Cancer metastasis requires the transient activation of cellular programs enabling dissemination and seeding in distant organs¹. Genetic, transcriptional and translational heterogeneity contributes to this dynamic process^2,3. Metabolic heterogeneity has also been observed⁴, yet its role in Cancer progression is less explored. Here we find that the loss of phosphoglycerate dehydrogenase (PHGDH) potentiates metastatic dissemination. Specifically, we find that heterogeneous or low PHGDH expression in primary tumours of patients with breast Cancer is associated with decreased metastasis-free survival time. In mice, circulating tumour cells and early metastatic lesions are enriched with Phgdh^low Cancer cells, and silencing Phgdh in primary tumours increases metastasis formation. Mechanistically, Phgdh interacts with the glycolytic enzyme phosphofructokinase, and the loss of this interaction activates the hexosamine-sialic acid pathway, which provides precursors for protein glycosylation. As a consequence, aberrant protein glycosylation occurs, including increased sialylation of Integrin α_vβ₃, which potentiates cell migration and invasion.
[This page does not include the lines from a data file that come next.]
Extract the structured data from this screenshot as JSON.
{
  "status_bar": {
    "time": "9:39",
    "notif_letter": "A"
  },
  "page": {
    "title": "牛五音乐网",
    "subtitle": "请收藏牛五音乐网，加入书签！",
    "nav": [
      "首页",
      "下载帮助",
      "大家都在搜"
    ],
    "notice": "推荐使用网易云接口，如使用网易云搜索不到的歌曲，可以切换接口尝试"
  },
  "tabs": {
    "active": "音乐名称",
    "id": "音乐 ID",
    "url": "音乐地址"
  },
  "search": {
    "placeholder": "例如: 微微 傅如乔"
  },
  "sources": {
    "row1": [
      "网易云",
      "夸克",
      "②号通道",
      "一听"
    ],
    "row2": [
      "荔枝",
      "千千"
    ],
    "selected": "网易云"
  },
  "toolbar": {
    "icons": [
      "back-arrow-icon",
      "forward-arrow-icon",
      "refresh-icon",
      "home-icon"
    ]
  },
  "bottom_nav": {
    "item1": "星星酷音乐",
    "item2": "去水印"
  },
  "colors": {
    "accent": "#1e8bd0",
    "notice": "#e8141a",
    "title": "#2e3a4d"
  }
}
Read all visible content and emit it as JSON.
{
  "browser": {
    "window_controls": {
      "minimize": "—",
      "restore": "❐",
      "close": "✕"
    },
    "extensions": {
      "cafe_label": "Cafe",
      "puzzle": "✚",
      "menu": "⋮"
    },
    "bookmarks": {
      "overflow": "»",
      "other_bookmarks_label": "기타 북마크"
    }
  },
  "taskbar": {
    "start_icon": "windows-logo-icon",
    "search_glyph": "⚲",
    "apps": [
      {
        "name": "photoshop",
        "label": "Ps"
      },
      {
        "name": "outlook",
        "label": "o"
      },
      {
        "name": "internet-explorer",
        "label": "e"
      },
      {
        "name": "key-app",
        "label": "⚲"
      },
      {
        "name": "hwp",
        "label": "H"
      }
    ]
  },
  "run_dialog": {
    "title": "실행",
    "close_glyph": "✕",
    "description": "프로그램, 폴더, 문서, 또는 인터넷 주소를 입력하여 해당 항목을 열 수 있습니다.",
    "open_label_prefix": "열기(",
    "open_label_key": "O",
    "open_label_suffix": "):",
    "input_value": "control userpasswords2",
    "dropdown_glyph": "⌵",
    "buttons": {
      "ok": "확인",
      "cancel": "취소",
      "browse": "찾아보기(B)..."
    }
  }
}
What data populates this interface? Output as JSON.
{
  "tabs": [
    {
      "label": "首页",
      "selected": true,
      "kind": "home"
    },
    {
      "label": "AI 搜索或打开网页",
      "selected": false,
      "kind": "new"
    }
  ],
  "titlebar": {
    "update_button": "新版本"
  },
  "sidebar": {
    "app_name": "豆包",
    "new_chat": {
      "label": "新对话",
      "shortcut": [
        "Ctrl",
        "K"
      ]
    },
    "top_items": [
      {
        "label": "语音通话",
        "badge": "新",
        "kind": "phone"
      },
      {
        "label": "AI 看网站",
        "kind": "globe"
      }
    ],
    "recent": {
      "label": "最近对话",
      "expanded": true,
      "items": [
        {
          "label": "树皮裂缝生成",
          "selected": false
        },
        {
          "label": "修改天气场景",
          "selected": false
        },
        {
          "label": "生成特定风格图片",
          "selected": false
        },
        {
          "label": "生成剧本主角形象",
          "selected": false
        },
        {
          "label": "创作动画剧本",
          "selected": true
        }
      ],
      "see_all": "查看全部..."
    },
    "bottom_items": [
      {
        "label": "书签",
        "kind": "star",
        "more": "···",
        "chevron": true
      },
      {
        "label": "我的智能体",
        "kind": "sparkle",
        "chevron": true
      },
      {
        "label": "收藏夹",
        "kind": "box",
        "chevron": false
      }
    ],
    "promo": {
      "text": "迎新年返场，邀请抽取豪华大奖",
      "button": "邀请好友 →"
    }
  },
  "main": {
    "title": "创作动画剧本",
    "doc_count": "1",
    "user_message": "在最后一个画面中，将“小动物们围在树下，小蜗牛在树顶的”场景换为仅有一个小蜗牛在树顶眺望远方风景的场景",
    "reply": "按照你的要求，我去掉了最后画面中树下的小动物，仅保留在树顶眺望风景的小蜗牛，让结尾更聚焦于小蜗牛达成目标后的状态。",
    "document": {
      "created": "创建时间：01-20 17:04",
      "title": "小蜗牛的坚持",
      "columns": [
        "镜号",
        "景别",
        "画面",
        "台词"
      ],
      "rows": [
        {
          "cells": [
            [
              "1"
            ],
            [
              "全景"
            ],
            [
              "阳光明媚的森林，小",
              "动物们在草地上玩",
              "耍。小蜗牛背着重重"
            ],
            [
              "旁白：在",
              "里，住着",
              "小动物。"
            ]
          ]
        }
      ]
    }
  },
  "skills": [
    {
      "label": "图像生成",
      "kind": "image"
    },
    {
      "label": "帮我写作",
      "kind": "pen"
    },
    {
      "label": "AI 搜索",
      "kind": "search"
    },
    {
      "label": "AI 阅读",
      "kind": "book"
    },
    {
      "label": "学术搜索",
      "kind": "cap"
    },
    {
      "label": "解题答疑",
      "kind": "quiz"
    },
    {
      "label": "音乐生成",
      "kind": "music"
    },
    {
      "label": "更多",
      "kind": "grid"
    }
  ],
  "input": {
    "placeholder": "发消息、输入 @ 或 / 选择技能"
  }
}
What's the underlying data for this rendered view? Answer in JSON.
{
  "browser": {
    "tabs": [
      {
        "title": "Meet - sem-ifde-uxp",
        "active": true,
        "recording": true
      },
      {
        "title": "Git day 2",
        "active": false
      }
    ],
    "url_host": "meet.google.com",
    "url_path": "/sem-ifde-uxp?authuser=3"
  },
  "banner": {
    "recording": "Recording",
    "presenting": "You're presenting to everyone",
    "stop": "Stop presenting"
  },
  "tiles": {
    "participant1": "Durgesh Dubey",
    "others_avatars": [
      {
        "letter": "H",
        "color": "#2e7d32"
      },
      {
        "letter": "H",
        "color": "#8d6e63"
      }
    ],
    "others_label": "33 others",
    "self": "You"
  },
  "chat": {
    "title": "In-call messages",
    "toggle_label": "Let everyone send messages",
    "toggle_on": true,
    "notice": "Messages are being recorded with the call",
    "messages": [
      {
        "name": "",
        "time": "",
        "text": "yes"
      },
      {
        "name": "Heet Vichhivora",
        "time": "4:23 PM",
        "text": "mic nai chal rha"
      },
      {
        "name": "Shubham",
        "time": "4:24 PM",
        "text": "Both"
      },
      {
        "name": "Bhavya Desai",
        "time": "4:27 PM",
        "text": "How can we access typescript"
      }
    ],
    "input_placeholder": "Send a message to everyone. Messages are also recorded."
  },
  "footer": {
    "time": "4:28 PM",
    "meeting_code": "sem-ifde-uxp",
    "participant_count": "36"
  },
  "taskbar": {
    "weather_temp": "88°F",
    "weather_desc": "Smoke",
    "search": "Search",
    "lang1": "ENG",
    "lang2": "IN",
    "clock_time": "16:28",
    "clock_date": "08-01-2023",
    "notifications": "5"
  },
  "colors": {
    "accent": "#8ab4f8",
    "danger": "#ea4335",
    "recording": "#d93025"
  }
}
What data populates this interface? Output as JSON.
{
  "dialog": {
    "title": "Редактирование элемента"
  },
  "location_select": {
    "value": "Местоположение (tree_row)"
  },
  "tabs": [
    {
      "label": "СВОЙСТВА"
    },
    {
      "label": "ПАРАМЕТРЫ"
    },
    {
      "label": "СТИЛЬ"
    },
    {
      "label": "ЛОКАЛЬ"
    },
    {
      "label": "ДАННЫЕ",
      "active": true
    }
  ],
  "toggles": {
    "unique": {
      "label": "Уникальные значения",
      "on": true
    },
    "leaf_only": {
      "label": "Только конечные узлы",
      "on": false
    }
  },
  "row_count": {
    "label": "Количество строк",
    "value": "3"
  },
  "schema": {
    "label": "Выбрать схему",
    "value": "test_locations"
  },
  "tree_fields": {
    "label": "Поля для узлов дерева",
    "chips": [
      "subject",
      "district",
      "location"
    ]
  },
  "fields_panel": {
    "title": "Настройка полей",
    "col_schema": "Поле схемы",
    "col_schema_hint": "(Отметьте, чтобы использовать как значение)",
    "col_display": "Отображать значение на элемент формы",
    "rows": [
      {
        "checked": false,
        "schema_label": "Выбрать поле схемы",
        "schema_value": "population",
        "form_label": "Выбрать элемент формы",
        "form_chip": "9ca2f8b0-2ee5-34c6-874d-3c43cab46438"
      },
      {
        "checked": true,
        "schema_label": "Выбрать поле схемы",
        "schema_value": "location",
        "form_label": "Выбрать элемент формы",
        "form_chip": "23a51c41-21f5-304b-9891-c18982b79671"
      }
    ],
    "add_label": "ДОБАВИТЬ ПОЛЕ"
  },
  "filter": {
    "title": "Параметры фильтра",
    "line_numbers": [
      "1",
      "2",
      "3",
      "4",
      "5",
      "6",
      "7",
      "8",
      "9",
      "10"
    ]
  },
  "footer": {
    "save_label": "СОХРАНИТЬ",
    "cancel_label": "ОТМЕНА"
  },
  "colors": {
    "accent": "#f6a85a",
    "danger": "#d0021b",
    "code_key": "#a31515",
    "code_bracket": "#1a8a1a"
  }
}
Inhibition of sialylation counteracts the metastatic ability of Phgdh^low Cancer cells. In conclusion, although the catalytic activity of PHGDH supports Cancer cell proliferation, low PHGDH protein expression non-catalytically potentiates Cancer dissemination and metastasis formation. Thus, the presence of PHDGH heterogeneity in primary tumours could be considered a sign of tumour aggressiveness.